For an administration that was founded and elected on fear-mongering about immigrants, you’d think they’d be proud to announce that they’re changing the law dramatically through executive fiat in order to reduce the number of people admitted into the country. But they’re apparently not, because they announce these decisions on a remote corner of the Justice Department’s website where most people who aren’t always searching for things in the black hole will never go.
There are no press releases that say We Plan to End Protections for Child Victims of Sexual Abuse.
The U.S. Government Doesn’t Care About Central American Children Abused by Their Relatives, the chyron on Fox News will never say.
Now, there’s another black hole they’re looking to exploit. While lawyers here find the time to talk to people like me and tell us what’s going on in the black hole, the black hole in Mexico is more difficult to penetrate. That’s why the Trump administration has started sending migrants back there to wait while their cases go through the immigration court system. It’ll be harder for attorneys and people like me to find the migrants in Mexico and ask them what they’ve gone through.

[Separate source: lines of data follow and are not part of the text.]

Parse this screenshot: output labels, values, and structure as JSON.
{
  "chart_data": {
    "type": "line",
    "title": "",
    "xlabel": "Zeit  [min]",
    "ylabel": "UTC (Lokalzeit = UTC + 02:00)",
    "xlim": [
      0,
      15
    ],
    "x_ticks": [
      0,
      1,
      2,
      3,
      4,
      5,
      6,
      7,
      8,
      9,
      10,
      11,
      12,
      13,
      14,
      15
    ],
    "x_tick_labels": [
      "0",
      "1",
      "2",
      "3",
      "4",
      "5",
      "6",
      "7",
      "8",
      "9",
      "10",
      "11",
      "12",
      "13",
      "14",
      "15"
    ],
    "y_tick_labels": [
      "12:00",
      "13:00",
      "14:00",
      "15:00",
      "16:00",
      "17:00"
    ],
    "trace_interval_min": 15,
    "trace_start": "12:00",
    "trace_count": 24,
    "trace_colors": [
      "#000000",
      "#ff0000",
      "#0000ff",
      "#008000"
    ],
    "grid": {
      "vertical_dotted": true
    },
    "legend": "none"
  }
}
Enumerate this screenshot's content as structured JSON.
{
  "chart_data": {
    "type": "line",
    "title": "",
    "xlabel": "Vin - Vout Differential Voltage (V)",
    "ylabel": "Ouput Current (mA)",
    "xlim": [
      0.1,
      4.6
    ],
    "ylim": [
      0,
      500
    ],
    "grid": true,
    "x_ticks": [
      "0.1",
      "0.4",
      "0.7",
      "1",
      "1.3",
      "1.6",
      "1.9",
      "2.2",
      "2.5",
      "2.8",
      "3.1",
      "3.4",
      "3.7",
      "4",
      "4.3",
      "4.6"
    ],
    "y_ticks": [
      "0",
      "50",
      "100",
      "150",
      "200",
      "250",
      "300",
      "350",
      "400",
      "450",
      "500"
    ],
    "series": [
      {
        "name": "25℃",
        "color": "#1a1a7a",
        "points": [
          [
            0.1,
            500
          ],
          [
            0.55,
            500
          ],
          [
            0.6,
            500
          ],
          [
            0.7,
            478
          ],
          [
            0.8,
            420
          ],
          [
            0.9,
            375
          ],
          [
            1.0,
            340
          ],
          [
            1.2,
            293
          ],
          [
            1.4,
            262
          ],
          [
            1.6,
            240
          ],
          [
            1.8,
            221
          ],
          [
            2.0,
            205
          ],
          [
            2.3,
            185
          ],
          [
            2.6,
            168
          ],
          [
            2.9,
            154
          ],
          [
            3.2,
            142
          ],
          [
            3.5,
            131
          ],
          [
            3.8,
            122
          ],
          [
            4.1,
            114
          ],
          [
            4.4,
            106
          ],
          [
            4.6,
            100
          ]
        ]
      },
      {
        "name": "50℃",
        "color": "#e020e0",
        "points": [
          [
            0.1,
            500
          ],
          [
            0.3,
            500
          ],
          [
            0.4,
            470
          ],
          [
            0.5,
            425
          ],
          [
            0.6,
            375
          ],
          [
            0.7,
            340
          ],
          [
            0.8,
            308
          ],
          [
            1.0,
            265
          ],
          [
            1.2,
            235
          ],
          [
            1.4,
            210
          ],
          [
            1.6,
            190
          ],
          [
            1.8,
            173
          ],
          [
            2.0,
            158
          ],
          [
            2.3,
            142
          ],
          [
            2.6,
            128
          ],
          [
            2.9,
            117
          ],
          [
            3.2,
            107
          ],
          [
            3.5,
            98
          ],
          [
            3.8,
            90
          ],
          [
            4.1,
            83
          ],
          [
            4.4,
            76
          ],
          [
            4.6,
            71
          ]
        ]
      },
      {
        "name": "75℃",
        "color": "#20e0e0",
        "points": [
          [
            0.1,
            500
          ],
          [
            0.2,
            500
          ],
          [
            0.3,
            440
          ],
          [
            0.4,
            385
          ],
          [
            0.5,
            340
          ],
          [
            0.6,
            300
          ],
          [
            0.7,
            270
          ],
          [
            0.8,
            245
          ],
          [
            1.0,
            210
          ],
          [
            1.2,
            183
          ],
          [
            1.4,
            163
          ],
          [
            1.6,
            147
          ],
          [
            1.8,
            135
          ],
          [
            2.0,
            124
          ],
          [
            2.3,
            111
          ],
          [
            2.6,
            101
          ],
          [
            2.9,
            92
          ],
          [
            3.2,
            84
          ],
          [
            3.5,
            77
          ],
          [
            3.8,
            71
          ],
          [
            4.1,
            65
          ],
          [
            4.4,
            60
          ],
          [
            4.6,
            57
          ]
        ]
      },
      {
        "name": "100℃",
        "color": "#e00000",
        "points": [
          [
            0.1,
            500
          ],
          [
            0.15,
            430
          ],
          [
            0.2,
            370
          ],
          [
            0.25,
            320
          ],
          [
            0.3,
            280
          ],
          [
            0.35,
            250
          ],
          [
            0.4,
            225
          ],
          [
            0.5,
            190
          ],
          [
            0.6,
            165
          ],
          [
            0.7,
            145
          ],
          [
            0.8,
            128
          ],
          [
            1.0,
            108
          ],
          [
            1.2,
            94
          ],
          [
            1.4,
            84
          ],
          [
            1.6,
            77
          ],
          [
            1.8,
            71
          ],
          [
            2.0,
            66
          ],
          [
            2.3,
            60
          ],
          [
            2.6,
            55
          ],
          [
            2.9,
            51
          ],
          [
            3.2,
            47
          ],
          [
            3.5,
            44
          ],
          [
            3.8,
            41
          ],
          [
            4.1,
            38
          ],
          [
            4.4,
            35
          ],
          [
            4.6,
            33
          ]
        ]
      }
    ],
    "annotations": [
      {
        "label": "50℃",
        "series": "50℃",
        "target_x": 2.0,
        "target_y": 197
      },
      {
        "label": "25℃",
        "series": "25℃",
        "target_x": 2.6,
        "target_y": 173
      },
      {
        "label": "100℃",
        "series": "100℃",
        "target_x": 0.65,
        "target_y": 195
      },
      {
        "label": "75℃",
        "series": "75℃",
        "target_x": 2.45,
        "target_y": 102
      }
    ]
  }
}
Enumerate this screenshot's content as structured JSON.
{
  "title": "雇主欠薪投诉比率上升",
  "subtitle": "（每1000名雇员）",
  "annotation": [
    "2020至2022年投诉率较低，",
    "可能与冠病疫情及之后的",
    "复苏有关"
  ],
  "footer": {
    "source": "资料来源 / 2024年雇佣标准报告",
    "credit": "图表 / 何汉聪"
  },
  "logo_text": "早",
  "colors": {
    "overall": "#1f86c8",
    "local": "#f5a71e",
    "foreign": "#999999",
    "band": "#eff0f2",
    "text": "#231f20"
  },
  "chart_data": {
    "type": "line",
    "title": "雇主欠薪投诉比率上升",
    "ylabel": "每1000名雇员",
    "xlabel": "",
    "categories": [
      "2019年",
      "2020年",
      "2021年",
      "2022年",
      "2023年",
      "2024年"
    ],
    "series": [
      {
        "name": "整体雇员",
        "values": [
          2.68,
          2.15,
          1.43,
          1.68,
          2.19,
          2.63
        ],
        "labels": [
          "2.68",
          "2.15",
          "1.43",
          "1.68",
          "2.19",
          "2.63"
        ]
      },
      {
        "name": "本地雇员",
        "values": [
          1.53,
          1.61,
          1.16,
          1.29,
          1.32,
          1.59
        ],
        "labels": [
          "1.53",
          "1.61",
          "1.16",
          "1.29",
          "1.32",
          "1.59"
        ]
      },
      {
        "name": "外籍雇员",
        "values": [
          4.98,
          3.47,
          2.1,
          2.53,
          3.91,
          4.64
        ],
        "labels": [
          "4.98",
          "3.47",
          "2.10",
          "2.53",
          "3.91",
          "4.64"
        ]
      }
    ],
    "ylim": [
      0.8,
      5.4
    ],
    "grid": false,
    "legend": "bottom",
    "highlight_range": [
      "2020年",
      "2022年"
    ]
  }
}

Disposable people. Sub-human. This is the third defining characteristic of the black hole: It consumes and spits out people without regard to their humanity.
P.S. All the photos in this post except for the flyer were taken by Zach Nelson, who rolled with me on the VICE piece about life in the borderland a few months back. The first photo was taken from Juarez looking back to El Paso, where there’s this weird DMZ-type area that migrants walk into in order to be purposefully picked up by Border Patrol and apply for asylum. Once they got in those SUVs, who knows where they went. They could have ended up in Georgia or New York for all we know. The second photo was taken in an area west of Juarez where a source had seen a ladder leaned up against the wall there. That’s how good the wall that’s already there is working, in case you wondered... Zach and I are digging in to a new project to expand the type of coverage we did at the border that’ll include all types of issues, if we ever find the proper time for it, that is.